Denuncian al concejal que reivindicó a Montoneros en La Rioja

Dos víctimas de atentados perpetrados por Montoneros en la década del setenta presentaron denuncias con pedido de juicio político y destitución contra el concejal riojano Nelson Johannesen, del Frente de Todos, quien en una reciente sesión del Concejo Deliberante de la capital provincial reivindicó a esa organización terrorista y llamó a sus integrantes «soldados de la patria».

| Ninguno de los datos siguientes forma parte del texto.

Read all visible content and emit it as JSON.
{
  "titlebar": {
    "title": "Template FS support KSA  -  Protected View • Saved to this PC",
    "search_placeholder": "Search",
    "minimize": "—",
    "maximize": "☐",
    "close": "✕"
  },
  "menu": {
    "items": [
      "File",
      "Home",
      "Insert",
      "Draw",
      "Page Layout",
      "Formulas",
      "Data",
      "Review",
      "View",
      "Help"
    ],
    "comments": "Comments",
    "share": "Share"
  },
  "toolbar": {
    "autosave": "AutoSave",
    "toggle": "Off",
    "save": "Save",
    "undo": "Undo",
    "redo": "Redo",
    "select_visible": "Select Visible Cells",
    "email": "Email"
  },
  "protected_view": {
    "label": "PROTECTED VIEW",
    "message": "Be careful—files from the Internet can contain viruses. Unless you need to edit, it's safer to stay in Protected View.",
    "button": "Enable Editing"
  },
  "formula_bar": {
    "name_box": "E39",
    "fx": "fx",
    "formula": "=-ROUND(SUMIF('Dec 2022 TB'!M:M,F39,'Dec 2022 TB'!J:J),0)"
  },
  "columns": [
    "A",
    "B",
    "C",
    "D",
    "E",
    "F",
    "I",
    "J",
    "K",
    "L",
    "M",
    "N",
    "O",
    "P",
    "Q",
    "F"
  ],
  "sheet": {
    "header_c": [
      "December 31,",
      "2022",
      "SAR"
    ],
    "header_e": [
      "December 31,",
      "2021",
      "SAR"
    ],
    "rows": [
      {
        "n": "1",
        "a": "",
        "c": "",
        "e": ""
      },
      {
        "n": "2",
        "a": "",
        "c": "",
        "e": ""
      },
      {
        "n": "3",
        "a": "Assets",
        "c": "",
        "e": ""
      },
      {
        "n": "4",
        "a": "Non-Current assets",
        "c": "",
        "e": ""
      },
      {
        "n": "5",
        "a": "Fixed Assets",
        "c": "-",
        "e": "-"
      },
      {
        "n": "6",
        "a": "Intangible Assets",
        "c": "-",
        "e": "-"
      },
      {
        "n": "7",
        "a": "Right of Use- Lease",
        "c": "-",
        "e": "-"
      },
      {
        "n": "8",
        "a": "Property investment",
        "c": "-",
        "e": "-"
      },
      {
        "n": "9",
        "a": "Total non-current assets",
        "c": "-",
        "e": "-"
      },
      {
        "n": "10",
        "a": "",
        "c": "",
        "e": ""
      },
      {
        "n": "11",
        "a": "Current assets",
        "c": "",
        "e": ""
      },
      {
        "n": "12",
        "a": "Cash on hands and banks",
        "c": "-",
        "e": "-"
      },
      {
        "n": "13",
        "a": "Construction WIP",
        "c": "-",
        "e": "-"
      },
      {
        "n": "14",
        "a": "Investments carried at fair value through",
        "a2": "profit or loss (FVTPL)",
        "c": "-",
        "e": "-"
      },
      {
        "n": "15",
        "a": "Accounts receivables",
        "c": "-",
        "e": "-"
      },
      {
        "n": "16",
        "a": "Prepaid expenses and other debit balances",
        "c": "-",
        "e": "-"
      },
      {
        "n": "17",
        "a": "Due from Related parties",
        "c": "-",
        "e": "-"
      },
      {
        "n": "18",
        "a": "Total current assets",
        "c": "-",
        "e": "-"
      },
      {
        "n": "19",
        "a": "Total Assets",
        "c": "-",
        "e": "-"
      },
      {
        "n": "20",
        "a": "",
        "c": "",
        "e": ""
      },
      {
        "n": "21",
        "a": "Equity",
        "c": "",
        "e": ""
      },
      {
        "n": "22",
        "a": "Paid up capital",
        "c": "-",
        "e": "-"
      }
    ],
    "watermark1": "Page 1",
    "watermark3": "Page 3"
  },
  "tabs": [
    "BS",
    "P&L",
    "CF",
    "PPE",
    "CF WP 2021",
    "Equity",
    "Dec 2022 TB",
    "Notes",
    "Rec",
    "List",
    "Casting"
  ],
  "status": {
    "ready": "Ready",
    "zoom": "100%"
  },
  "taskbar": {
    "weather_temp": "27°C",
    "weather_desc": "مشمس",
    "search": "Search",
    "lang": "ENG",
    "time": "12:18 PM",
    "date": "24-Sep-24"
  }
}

Las denuncias son por «apología del delito» y fueron presentadas el lunes ante el Concejo Deliberante de esa ciudad por Fernanda Eugenia Megías, sobreviviente de dos atentados, y Liliana Sarafe, cuyo padre fue asesinado en Tucumán en 1974.

La controvertida reivindicación de Johannesen tuvo lugar el 7 de septiembre en una sesión ordinaria celebrada en el recinto «Tomás Moro» del Concejo Deliberante de la capital riojana.

«Montoneros fue una reacción de la persecución, de la desaparición. Hoy 7 de septiembre saludo a los comandantes Montoneros de ese momento, que se la jugaron. Tuvieron que reaccionar por lo que estaba pasando en esta Argentina», señaló durante su discurso Johannesen, quien se define como «militante siempre de la Patria Justa, Libre y Soberana y profundamente peronista».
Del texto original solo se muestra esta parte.